HEAVY SKY - The United Gardens of Venus

When it became clear that Mars would not offer a viable colony world, plans for an artificial satellite colony in the orbit of Earth's other neighbor, Venus, emerged. Today, the Hanging Gardens of Seramis are home to roughly ten million inhabitants. Getting there is easy enough, but living there is expensive and requires good connections. The Venusian industries specialize in genetic alteration and modification. Many of the gene mods allowing humans to live on Mars long term originate from Seramis.

While Mars has an atmosphere that is easily terraformable but lacks gravity suitable for Earth-born life, Venus indeed has sufficient gravity, but its atmosphere is extremely inhospitable. Venus is hot, has high levels of atmospheric pressure at the surface, and if those two issues were not bad enough, its atmosphere is also corrosively acidic. But with Earth becoming less and less hospitable, more extreme solutions for an escape of humankind became increasingly viable, especially as Mars' colonial endeavor floundered due to the issues the human body developed from long term exposure to Martian gravity. Hundred and fifty years ago, the Seramis Project began to construct a beachhead at Venus' L1 point. The Seramis Project built refineries and factories around the station, which were fed from the heavy mineral extraction operations on Mercury.
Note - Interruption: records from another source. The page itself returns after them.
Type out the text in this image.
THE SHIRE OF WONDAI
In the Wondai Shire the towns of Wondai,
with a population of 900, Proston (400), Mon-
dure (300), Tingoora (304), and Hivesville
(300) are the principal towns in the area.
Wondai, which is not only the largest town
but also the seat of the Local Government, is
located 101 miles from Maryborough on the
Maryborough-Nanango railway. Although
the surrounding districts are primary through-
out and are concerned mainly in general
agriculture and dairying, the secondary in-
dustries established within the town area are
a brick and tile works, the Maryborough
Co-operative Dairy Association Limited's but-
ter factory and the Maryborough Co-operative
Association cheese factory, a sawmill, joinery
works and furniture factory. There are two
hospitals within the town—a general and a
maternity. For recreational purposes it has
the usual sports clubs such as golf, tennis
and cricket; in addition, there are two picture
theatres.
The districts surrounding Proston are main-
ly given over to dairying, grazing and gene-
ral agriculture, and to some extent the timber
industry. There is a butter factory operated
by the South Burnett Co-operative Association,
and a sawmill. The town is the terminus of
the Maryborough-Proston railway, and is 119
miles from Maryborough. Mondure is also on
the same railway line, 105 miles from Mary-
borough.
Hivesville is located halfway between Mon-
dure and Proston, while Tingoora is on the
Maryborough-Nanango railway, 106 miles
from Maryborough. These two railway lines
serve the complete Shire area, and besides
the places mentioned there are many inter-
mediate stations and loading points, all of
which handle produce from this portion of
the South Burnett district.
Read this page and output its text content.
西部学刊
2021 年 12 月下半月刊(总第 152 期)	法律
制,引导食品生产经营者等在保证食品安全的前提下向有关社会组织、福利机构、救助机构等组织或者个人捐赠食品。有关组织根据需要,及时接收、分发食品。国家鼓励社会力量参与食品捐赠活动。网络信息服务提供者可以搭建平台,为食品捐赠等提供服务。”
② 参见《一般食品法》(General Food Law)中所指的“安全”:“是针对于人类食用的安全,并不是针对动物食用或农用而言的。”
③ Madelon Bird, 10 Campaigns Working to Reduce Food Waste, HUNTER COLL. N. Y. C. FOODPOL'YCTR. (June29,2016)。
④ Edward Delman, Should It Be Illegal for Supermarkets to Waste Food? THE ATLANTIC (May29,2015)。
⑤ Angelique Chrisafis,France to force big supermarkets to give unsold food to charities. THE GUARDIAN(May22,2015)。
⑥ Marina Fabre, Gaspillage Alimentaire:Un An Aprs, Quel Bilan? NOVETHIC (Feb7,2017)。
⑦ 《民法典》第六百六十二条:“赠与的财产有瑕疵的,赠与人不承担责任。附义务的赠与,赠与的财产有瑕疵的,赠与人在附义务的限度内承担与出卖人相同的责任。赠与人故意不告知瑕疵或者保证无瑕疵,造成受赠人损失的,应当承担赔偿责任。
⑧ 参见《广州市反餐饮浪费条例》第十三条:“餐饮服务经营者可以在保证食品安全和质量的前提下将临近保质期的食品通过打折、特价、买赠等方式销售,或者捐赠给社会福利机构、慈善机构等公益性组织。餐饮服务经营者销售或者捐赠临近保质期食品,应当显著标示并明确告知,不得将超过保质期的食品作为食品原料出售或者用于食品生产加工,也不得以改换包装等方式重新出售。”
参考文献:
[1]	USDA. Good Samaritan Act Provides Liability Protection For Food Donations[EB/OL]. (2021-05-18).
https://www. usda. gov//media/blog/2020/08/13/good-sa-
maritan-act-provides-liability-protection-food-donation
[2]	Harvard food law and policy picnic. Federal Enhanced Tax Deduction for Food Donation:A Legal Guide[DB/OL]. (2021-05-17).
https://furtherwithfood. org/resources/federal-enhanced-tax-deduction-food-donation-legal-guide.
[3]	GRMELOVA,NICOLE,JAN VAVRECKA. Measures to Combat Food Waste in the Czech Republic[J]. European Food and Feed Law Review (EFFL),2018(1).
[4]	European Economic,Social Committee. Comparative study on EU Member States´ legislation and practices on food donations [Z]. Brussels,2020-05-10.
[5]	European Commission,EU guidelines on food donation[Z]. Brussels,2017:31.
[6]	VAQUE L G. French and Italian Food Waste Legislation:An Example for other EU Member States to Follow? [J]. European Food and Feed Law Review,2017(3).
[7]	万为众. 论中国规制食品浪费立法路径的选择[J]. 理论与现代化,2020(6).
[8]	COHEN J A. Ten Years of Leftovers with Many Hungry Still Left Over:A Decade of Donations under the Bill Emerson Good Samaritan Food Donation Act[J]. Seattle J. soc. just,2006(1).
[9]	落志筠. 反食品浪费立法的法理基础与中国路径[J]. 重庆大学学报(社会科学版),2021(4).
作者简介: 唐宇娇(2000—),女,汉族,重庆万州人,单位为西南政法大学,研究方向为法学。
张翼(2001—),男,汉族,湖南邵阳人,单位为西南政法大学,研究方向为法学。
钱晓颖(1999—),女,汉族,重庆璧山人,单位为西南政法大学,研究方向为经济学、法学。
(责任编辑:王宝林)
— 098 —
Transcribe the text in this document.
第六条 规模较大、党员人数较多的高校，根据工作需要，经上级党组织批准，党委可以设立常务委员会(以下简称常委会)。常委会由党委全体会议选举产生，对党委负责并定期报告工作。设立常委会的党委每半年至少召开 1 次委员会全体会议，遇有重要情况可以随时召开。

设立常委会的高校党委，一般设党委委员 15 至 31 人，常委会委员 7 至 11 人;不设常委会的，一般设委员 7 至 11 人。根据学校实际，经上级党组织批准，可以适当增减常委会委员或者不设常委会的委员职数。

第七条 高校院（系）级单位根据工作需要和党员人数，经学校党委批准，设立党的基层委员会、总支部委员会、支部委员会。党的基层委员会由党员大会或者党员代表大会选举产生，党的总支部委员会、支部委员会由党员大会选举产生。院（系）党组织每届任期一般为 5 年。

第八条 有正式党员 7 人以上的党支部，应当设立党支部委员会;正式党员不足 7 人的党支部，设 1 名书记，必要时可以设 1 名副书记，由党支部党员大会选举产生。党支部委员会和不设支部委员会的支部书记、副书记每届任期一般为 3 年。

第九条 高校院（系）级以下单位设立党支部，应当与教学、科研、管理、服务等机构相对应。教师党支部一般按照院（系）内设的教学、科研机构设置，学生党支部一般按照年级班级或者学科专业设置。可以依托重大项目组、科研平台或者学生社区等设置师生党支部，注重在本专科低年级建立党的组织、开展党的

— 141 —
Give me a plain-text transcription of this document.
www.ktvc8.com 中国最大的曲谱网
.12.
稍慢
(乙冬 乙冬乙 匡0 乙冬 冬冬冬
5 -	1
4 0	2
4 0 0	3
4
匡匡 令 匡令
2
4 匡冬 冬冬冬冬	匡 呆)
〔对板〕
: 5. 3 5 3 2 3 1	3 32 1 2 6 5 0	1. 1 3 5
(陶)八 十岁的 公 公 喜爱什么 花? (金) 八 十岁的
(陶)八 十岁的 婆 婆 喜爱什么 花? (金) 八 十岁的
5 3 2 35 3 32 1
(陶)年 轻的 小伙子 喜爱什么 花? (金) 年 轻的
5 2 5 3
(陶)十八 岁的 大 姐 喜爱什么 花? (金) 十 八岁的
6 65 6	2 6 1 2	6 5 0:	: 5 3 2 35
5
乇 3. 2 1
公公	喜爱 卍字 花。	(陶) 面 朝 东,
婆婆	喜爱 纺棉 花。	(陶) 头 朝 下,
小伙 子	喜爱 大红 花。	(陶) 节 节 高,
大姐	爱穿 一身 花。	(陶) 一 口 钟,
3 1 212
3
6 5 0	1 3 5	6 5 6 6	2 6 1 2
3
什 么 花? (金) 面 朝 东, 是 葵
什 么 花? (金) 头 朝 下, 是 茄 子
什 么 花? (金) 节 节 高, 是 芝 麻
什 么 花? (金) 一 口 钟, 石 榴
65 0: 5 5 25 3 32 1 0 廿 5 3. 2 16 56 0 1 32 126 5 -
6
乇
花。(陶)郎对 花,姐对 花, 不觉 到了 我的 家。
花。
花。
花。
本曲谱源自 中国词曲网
The result was a "hanging garden" colony in Venus' upper atmosphere. The colony was close enough to the surface to benefit from the planet's Earth-like gravity, but high enough in the atmosphere to dodge the toxic, corrosive gases, extreme heat and pressure. Seramis Secundus, the hanging gardens in Venus' low orbit, are tethered to the massive counterweight of Seramis Primus in high orbit, which keeps the colony afloat. What really spurred the growth of the Seramis Project was the Bracer War, in which Earth's orbital habitats destroyed each other in a cataclysmic conflict that rendered Earth nigh inapproachable through space flight for decades. The hyper-rich survivors of the war first fled to the Lunar surface, regrouping and re-arranging. Deeming Mars' social atmosphere too volatile, most Old Bracers chose Seramis as their new home, unwilling to stay on Luna or returning to Earth. Many of these ultra wealthy people ordered new expansions of Seramis built, willing to wait patiently in hypersleep stasis until their new domiciles were completed.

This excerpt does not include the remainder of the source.